Cine
El amor de Quentin Tarantino por la escritura de guiones y la realización cinematográfica puede no tener paralelo. El hombre se convierte en una chispa viva de energía cada vez que habla de películas. Casi siempre tiene una visión notable cuando se trata de otras películas populares como Joker. Sin embargo, sus comentarios más interesantes tienden a ser sobre su increíble carrera.
Todo fan de Quentin Tarantino cree saber cómo escribe sus películas y también el hecho de que secretamente las hace mucho más personales de lo que parecen. Es una de las razones por las que tantos cinéfilos acuden a su obra. No sólo es extravagantemente entretenido y prácticamente no se parece a nada más, sino que se siente totalmente real. Al menos, real para Quentin. Sin embargo, hubo un momento concreto en el que descubrió lo que eso significaba para él. O, más precisamente, qué tipo de historias realmente quería contar...
Por qué hace películas en primer lugar
Preguntarle a una persona creativa por qué hace lo que hace es una especie de insulto. Después de todo, la gente no suele preguntar a los demás por qué respiran. Es básicamente lo mismo. Es inherente y es una necesidad. Pero sí sabemos que el amor de Quentin por contar historias se desarrolló con el tiempo.

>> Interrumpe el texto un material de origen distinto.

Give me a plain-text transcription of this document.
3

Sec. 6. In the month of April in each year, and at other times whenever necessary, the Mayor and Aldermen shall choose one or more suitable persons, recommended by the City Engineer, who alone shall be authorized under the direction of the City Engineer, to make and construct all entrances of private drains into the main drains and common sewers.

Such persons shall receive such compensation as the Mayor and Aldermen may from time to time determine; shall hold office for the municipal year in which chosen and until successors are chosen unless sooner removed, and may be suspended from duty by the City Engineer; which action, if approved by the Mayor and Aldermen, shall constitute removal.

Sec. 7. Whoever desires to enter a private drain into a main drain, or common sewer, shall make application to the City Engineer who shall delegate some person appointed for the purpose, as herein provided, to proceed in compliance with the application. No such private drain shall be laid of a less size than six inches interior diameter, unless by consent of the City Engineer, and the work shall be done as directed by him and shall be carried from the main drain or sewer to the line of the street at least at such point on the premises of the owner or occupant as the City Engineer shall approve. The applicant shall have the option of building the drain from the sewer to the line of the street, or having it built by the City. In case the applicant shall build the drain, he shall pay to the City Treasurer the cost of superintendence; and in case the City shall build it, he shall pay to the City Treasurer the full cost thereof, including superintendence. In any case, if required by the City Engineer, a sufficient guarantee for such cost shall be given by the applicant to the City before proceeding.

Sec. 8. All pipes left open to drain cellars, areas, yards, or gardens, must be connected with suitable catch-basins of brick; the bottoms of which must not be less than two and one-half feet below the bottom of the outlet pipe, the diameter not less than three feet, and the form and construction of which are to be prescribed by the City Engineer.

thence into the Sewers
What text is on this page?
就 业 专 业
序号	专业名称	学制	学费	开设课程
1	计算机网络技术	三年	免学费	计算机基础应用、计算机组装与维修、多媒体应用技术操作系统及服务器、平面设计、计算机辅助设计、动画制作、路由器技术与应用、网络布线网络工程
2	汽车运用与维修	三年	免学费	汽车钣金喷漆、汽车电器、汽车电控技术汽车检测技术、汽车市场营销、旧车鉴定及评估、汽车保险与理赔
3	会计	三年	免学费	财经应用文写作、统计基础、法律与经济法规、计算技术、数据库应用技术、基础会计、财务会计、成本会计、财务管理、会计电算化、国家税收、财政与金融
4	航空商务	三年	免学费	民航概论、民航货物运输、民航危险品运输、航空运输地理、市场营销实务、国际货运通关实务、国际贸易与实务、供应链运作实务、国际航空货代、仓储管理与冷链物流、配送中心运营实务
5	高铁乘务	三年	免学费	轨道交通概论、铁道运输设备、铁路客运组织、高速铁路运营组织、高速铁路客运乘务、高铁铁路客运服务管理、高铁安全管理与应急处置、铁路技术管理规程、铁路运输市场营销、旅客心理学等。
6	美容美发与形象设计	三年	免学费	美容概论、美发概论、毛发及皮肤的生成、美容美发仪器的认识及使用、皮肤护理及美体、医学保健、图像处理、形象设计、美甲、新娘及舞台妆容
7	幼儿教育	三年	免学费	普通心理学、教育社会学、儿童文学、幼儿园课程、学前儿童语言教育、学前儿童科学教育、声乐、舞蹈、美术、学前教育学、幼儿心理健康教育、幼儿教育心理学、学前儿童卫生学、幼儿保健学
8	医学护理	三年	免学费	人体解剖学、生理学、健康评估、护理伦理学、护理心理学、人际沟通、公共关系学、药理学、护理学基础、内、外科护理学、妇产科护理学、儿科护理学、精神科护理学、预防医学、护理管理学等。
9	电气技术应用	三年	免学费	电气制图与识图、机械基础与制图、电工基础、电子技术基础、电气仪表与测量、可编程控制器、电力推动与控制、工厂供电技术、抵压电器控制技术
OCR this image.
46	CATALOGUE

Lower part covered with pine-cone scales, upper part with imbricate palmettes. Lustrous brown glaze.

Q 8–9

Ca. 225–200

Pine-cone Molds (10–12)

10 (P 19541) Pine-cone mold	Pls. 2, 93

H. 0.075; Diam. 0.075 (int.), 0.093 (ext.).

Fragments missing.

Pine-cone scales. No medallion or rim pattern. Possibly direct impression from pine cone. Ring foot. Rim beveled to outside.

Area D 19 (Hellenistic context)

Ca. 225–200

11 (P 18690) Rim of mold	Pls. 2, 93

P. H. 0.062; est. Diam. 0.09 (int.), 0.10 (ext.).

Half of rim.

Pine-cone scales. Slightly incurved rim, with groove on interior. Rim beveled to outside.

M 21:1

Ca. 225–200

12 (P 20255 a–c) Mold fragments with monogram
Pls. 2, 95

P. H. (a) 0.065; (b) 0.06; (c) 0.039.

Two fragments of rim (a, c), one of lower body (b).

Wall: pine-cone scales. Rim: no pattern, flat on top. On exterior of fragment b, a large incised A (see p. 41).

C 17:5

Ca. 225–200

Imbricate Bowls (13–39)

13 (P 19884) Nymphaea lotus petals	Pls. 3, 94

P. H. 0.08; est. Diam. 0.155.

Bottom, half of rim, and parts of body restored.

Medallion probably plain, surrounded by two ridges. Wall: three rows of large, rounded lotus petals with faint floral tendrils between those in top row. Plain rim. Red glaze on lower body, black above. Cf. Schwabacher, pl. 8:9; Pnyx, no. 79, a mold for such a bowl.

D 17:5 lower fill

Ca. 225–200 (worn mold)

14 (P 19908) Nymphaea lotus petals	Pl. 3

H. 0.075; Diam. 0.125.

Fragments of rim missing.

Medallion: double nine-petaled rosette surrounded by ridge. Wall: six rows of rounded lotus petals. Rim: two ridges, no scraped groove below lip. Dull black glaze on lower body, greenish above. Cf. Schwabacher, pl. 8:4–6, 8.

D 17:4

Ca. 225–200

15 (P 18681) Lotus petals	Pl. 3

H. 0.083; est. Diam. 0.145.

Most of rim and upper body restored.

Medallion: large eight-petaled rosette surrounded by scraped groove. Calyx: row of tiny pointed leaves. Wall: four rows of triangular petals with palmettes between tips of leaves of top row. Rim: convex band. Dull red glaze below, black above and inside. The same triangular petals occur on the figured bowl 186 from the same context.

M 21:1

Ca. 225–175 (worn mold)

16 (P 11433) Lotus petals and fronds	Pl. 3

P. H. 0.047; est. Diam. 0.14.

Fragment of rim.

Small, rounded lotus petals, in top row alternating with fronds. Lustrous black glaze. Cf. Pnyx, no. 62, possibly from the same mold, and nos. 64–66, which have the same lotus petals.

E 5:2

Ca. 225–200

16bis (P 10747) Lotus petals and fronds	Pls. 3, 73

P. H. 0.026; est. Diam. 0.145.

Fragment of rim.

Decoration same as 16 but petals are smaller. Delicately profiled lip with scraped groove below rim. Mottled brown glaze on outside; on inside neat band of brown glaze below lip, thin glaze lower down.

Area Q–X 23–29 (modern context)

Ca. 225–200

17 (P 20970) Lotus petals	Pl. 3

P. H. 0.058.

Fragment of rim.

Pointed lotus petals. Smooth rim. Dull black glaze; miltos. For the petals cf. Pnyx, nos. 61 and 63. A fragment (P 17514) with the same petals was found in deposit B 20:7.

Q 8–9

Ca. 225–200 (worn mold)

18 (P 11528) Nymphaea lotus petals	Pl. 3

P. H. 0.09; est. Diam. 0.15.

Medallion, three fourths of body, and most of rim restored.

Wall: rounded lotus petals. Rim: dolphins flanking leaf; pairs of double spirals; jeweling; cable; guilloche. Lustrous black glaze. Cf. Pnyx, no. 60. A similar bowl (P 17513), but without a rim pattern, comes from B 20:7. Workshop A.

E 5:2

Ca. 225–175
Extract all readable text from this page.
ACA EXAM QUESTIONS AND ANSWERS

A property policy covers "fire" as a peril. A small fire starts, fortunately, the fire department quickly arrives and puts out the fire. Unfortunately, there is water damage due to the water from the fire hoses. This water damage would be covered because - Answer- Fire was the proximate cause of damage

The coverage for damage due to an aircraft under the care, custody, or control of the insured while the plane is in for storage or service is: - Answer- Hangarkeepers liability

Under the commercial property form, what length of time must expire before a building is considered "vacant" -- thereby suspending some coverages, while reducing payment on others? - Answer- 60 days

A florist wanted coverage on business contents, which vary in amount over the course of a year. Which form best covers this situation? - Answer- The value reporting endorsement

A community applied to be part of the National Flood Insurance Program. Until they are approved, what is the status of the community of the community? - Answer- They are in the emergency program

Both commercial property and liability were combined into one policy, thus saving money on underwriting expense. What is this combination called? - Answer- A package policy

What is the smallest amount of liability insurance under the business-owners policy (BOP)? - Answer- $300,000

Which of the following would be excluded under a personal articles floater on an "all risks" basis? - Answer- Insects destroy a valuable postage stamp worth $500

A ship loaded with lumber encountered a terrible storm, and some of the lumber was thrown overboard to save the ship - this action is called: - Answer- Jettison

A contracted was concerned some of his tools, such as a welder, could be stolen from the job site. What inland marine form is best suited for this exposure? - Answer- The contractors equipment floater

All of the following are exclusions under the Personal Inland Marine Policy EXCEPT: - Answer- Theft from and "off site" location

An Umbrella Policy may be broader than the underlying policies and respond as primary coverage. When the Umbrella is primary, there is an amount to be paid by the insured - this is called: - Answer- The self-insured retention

En primer lugar, su madre y su padre ausente le pusieron el nombre del personaje de Burt Reynold, Quint, en Gunsmoke. A medida que crecía, Quentin pasaba tiempo con su padrastro, quien era todo un experto en trivia cuando se trataba de películas y programas de televisión antiguos. Debido a esto, Quentin comenzó a ser el mismo, pero lo absorbió de una manera que iba mucho más allá del nivel frívolo de conocer algunas referencias oscuras. Comenzó a respirar la sustancia. Esto fue útil para cuando consiguió un trabajo en una tienda de videos , pero aún más útil cuando decidió hacer sus primeras películas. Gran parte del trabajo de Quentin, hasta el día de hoy, consiste en rendir homenaje a los trabajos de cineastas anteriores de todo el mundo.
En resumen, el amor profundo, verdadero e inquebrantable de Quentin por el cine es la razón por la que quería hacer películas él mismo. No se trataba de encontrar la fama. No se trataba de demostrarle algo a alguien. Se trataba de querer hacer las cosas que lo cautivaban cuando era niño.
Cómo encontró Quentin el tipo de películas que quería hacer
Si bien puede haber muchas razones por las que Quentin hace películas, parece haber una cosa que ha definido los tipos de películas que ha hecho y por qué está tan decidido a hacerlas de esa manera.
En una entrevista temprana en la carrera de Quentin Tarantino , hizo referencia a una antigua reseña que leyó y que le hizo darse cuenta precisamente del tipo de película que quería hacer.
'[La entrevistadora] está reseñando la película de [Jean-Luc] Godard y dice: 'Es como si un par de jóvenes franceses locos y conmovedores estuvieran en una cafetería y hubieran cogido una novela policiaca norteamericana banal y estuvieran haciendo una 'Una película basada no en la novela sino en la poesía que leen entre líneas'. Y cuando leí eso, pensé: '¡Esa es mi estética! Eso es lo que quiero hacer. Eso es lo que quiero lograr”.
Sin duda, esto es precisamente lo que ha conseguido Quentin Tarantino en sus 9 largometrajes hasta la fecha. Numerosos críticos y analizadores de cine han intentado resumir lo único que hace Quentin cuando pone la pluma en la página, pero casi siempre se han quedado cortos. Por supuesto, Quentin es el tipo de cineasta que adora los elogios y siempre es muy amable cuando escucha una perspectiva sobre su trabajo que no ha escuchado antes. Ésta es una de las razones por las que es una entrevista tan maravillosa. El hombre se entusiasma cuando a la gente le gustan sus películas y quiere compartir su interpretación de cómo él da vida a sus personajes, temas y, por supuesto, diálogos.
Pero no parece haber una descripción tan coherente de lo que Quentin intenta lograr como su comentario 'Poesía entre líneas'. Y cuando miras cada uno de los guiones de Quentin, es difícil no verlo como poesía. No sólo hace lo que la mayoría de los escritores no hacen (ni se supone que deben hacer) al escribir sus guiones con grandes profesionales, sino que su diálogo en sí se siente como poesía. No parece la vida real. Parece un arte muy estilizado. Pero debido al deseo de Quentin de hacer que cada momento sea auténtico para él y su amor de otro mundo por el cine, se siente tan real como el amor de Vincent por un Royal con queso.